The “True Love” one hears in the song is not a smitten boy or girl, but Jesus Christ, because truly Love was born on Christmas Day. The partridge in the pear tree also represents Jesus because that bird is willing to sacrifice its life if necessary to protect its young by feigning injury to draw away predators.
According to Ann Ball in her book, “Handbook of Catholic Sacramentals”:
• The two turtle doves were the Old and New Testaments.
• The three French hens stood for faith, hope, and love.
• The four calling birds were the four gospels of Matthew, Mark, Luke, and John.
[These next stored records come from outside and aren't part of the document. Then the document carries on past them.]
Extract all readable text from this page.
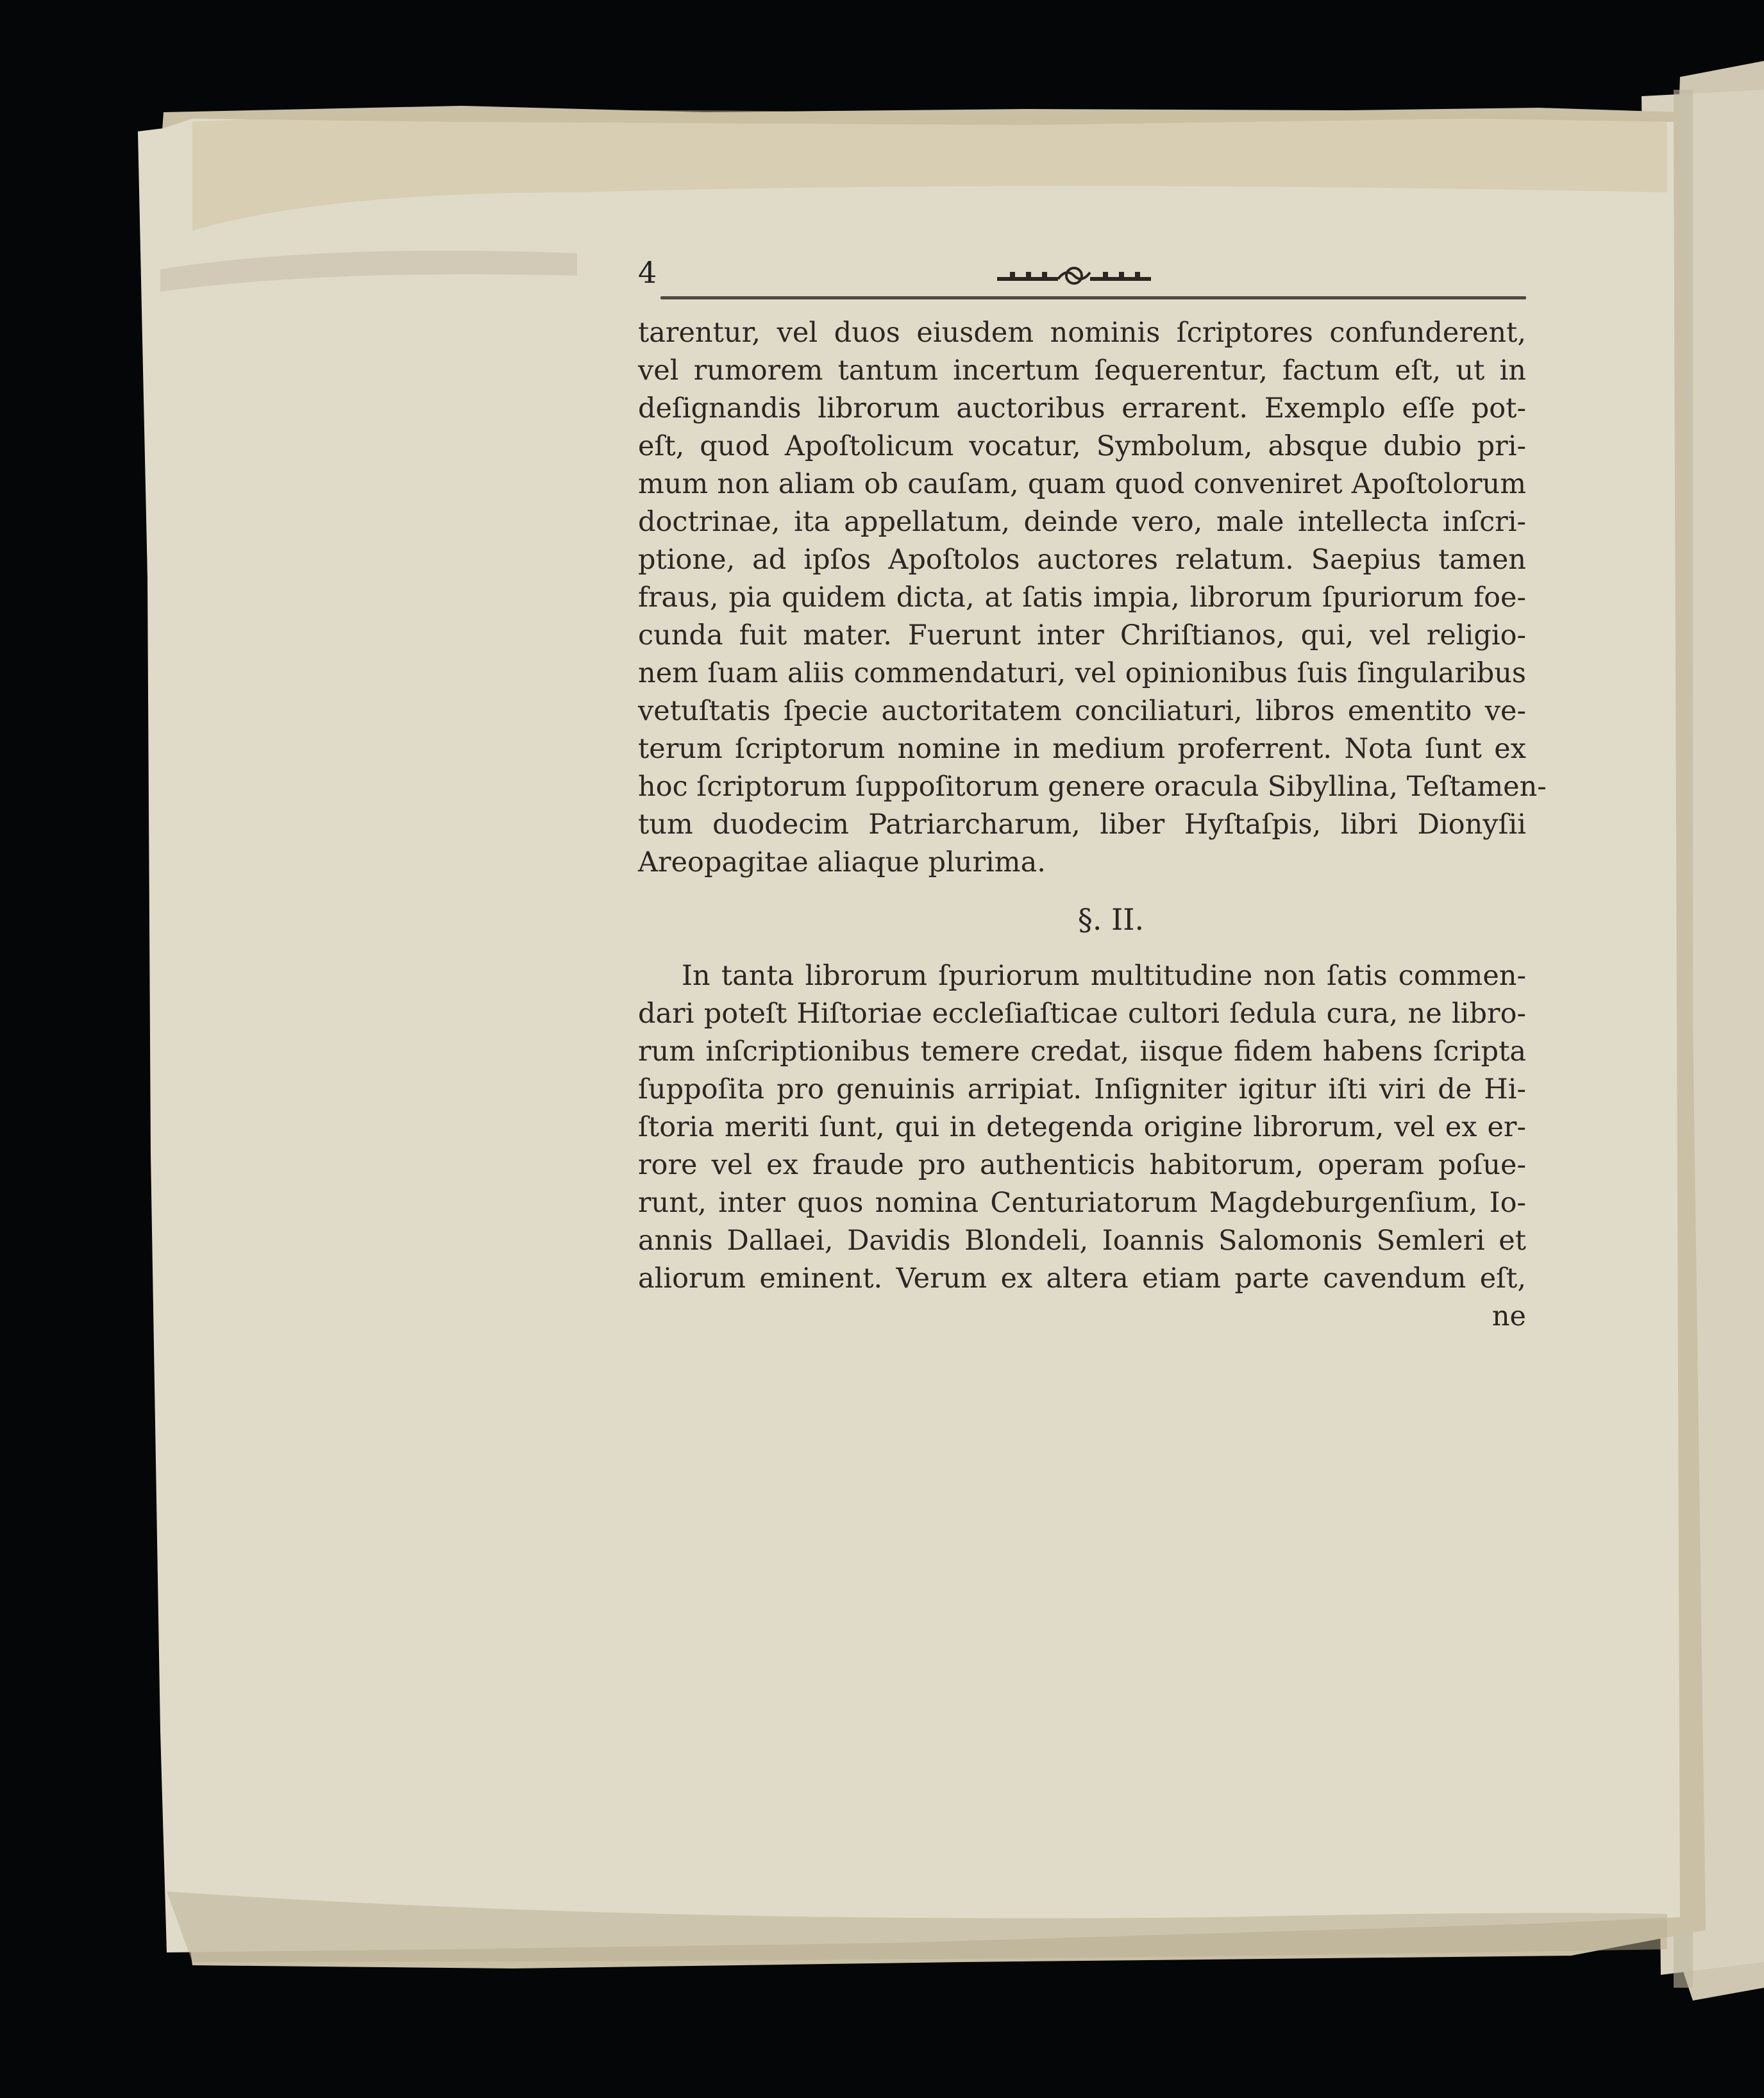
4
tarentur, vel duos eiusdem nominis ſcriptores confunderent,
vel rumorem tantum incertum ſequerentur, factum eſt, ut in
deſignandis librorum auctoribus errarent. Exemplo eſſe pot-
eſt, quod Apoſtolicum vocatur, Symbolum, absque dubio pri-
mum non aliam ob cauſam, quam quod conveniret Apoſtolorum
doctrinae, ita appellatum, deinde vero, male intellecta inſcri-
ptione, ad ipſos Apoſtolos auctores relatum. Saepius tamen
fraus, pia quidem dicta, at ſatis impia, librorum ſpuriorum foe-
cunda fuit mater. Fuerunt inter Chriſtianos, qui, vel religio-
nem ſuam aliis commendaturi, vel opinionibus ſuis ſingularibus
vetuſtatis ſpecie auctoritatem conciliaturi, libros ementito ve-
terum ſcriptorum nomine in medium proferrent. Nota ſunt ex
hoc ſcriptorum ſuppoſitorum genere oracula Sibyllina, Teſtamen-
tum duodecim Patriarcharum, liber Hyſtaſpis, libri Dionyſii
Areopagitae aliaque plurima.
§. II.
In tanta librorum ſpuriorum multitudine non ſatis commen-
dari poteſt Hiſtoriae eccleſiaſticae cultori ſedula cura, ne libro-
rum inſcriptionibus temere credat, iisque fidem habens ſcripta
ſuppoſita pro genuinis arripiat. Inſigniter igitur iſti viri de Hi-
ſtoria meriti ſunt, qui in detegenda origine librorum, vel ex er-
rore vel ex fraude pro authenticis habitorum, operam poſue-
runt, inter quos nomina Centuriatorum Magdeburgenſium, Io-
annis Dallaei, Davidis Blondeli, Ioannis Salomonis Semleri et
aliorum eminent. Verum ex altera etiam parte cavendum eſt,
ne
• The five golden rings represent the first five books of the Old Testament, which describe the human race’s fall into sin and the great love of God in sending a Savior.
• The six geese a-laying stand for the six days of creation.
• Seven swans a-swimming represent the sevenfold gifts of the Holy Spirit: Prophesy, Serving, Teaching, Exhortation, Contribution, Leadership, and Mercy.
• The eight maids a-milking are the eight beatitudes.
• Nine ladies dancing are the nine fruits of the Holy Spirit: Charity, Joy, Peace, Patience [Forbearance], Goodness [Kindness], Mildness, Fidelity, Modesty, Continency [Chastity].
• The ten lords a-leaping were the Ten Commandments.
• The eleven pipers piping stand for the eleven faithful Apostles.
• The twelve drummers drumming symbolize the twelve points of belief in The Apostles’ Creed.